Future invariant revisions shall therefore become immediately applicable without modifying this document.
198. Verification & Certification
Conformance may be verified through:
- deterministic replay;
- invariant validation;
- cryptographic verification;
- federation testing;
- lifecycle validation;
- registry consistency checks;
- governance audits.
Certification programs may extend these requirements but shall not weaken them.
199. Relationship to the ZAYAZ Architecture
The Conformance Model integrates directly with:
| Component | Relationship |
|---|---|
| CIA | Identifier conformance |
| CALM | Lifecycle conformance |
| CIR | Normative invariant source |
| TrustGate Trust Model | Trust governance |
| TrustGate Validation Rule Registry | Validation conformance |
| TrustGate Replay Specification | Replay conformance |
| TrustGate Federation Profiles | Federation conformance |
| DSAIL | Intelligence conformance |
| DAL | Integrity conformance |
200. Summary
The Conformance & Reference Invariants model establishes the constitutional implementation contract for TrustGate Attestations.
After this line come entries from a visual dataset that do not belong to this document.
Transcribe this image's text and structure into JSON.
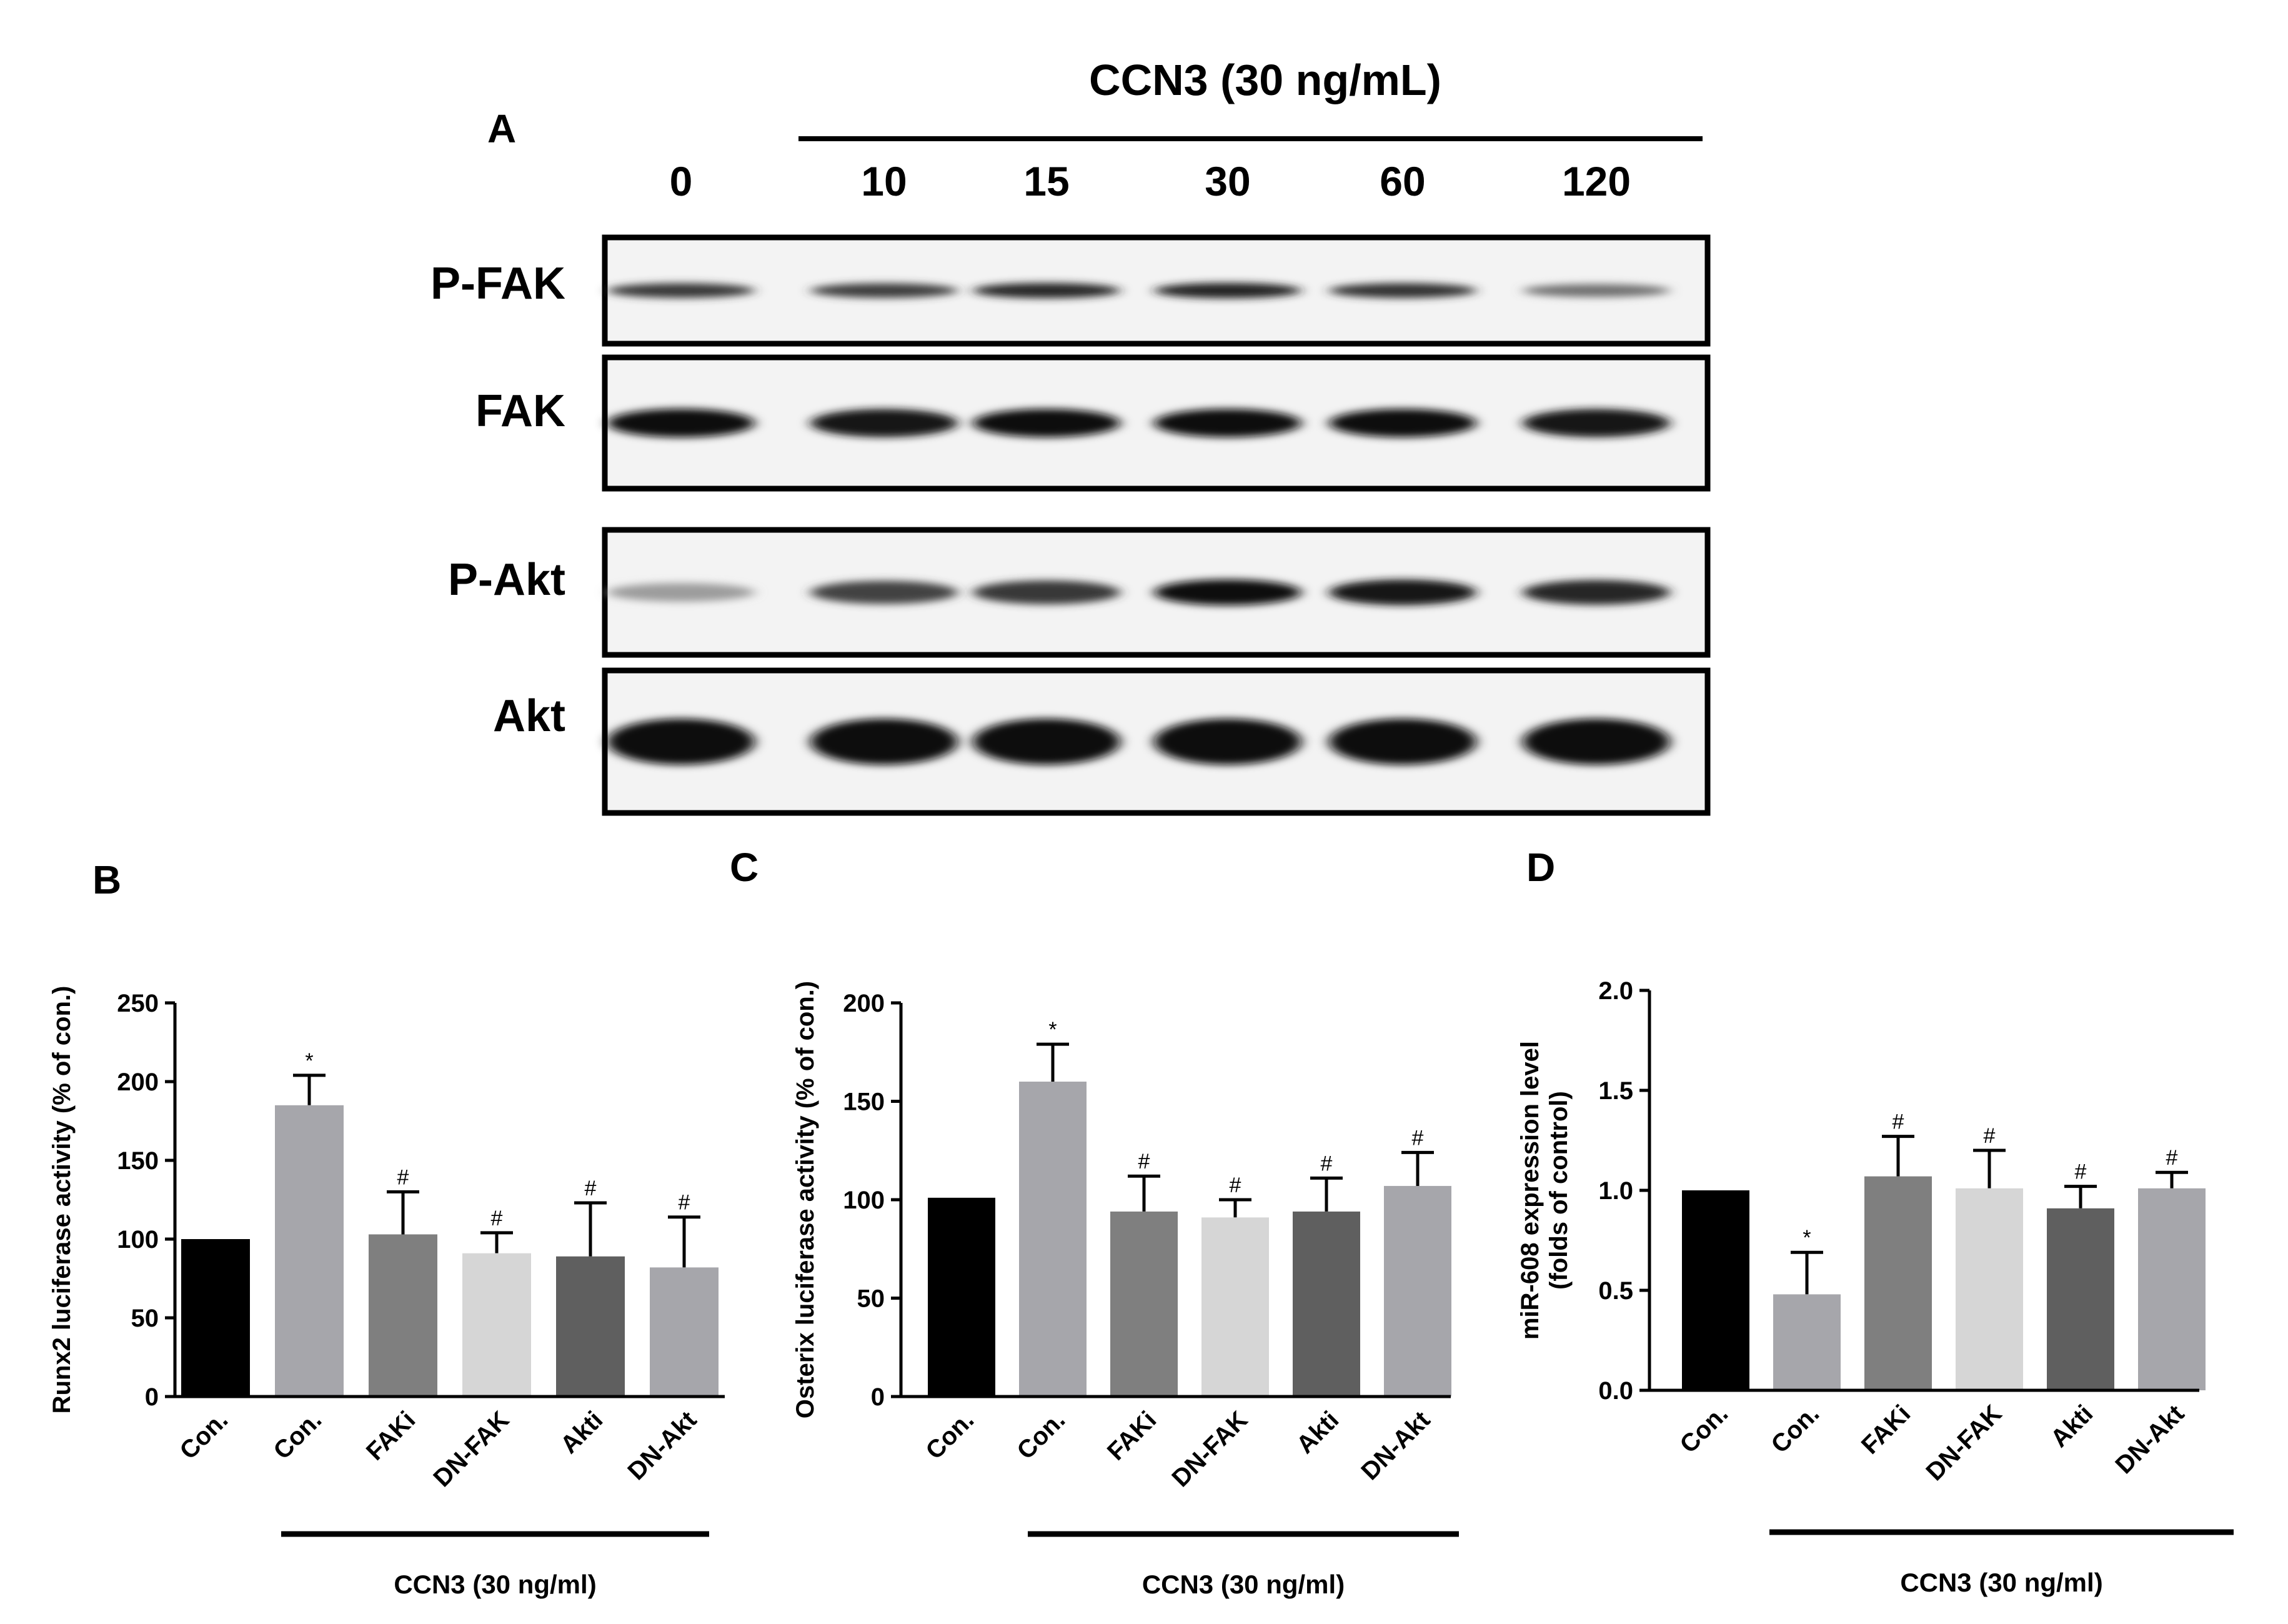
{
  "panel_A": {
    "letter": "A",
    "treatment": "CCN3 (30 ng/mL)",
    "lanes": [
      "0",
      "10",
      "15",
      "30",
      "60",
      "120"
    ],
    "rows": [
      {
        "name": "P-FAK",
        "intensity": [
          0.8,
          0.78,
          0.88,
          0.9,
          0.82,
          0.55
        ]
      },
      {
        "name": "FAK",
        "intensity": [
          1.0,
          0.96,
          0.98,
          0.98,
          0.98,
          0.96
        ]
      },
      {
        "name": "P-Akt",
        "intensity": [
          0.35,
          0.75,
          0.8,
          0.98,
          0.96,
          0.88
        ]
      },
      {
        "name": "Akt",
        "intensity": [
          1.0,
          1.0,
          1.0,
          1.0,
          1.0,
          1.0
        ]
      }
    ]
  },
  "chart_data": [
    {
      "panel": "B",
      "type": "bar",
      "categories": [
        "Con.",
        "Con.",
        "FAKi",
        "DN-FAK",
        "Akti",
        "DN-Akt"
      ],
      "values": [
        100,
        185,
        103,
        91,
        89,
        82
      ],
      "errors": [
        0,
        19,
        27,
        13,
        34,
        32
      ],
      "significance": [
        "",
        "*",
        "#",
        "#",
        "#",
        "#"
      ],
      "colors": [
        "#000000",
        "#a6a6ab",
        "#7f7f7f",
        "#d6d6d6",
        "#5f5f5f",
        "#a6a6ab"
      ],
      "ylabel": "Runx2 luciferase activity (% of con.)",
      "ylim": [
        0,
        250
      ],
      "yticks": [
        "0",
        "50",
        "100",
        "150",
        "200",
        "250"
      ],
      "group_label": "CCN3 (30 ng/ml)"
    },
    {
      "panel": "C",
      "type": "bar",
      "categories": [
        "Con.",
        "Con.",
        "FAKi",
        "DN-FAK",
        "Akti",
        "DN-Akt"
      ],
      "values": [
        101,
        160,
        94,
        91,
        94,
        107
      ],
      "errors": [
        0,
        19,
        18,
        9,
        17,
        17
      ],
      "significance": [
        "",
        "*",
        "#",
        "#",
        "#",
        "#"
      ],
      "colors": [
        "#000000",
        "#a6a6ab",
        "#7f7f7f",
        "#d6d6d6",
        "#5f5f5f",
        "#a6a6ab"
      ],
      "ylabel": "Osterix luciferase activity (% of con.)",
      "ylim": [
        0,
        200
      ],
      "yticks": [
        "0",
        "50",
        "100",
        "150",
        "200"
      ],
      "group_label": "CCN3 (30 ng/ml)"
    },
    {
      "panel": "D",
      "type": "bar",
      "categories": [
        "Con.",
        "Con.",
        "FAKi",
        "DN-FAK",
        "Akti",
        "DN-Akt"
      ],
      "values": [
        1.0,
        0.48,
        1.07,
        1.01,
        0.91,
        1.01
      ],
      "errors": [
        0,
        0.21,
        0.2,
        0.19,
        0.11,
        0.08
      ],
      "significance": [
        "",
        "*",
        "#",
        "#",
        "#",
        "#"
      ],
      "colors": [
        "#000000",
        "#a6a6ab",
        "#7f7f7f",
        "#d6d6d6",
        "#5f5f5f",
        "#a6a6ab"
      ],
      "ylabel_lines": [
        "miR-608 expression level",
        "(folds of control)"
      ],
      "ylim": [
        0,
        2.0
      ],
      "yticks": [
        "0.0",
        "0.5",
        "1.0",
        "1.5",
        "2.0"
      ],
      "group_label": "CCN3 (30 ng/ml)"
    }
  ]
}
By defining mandatory conformance requirements, referencing the Canonical Invariant Registry as the authoritative source of constitutional rules, and aligning identifier governance, lifecycle management, replay, federation, cryptographic assurance, and AI explainability, the model ensures that every conforming implementation behaves consistently across the global ZAYAZ ecosystem.
Conformance is therefore measured not by implementation details, but by adherence to the constitutional principles that govern TrustGate Attestations.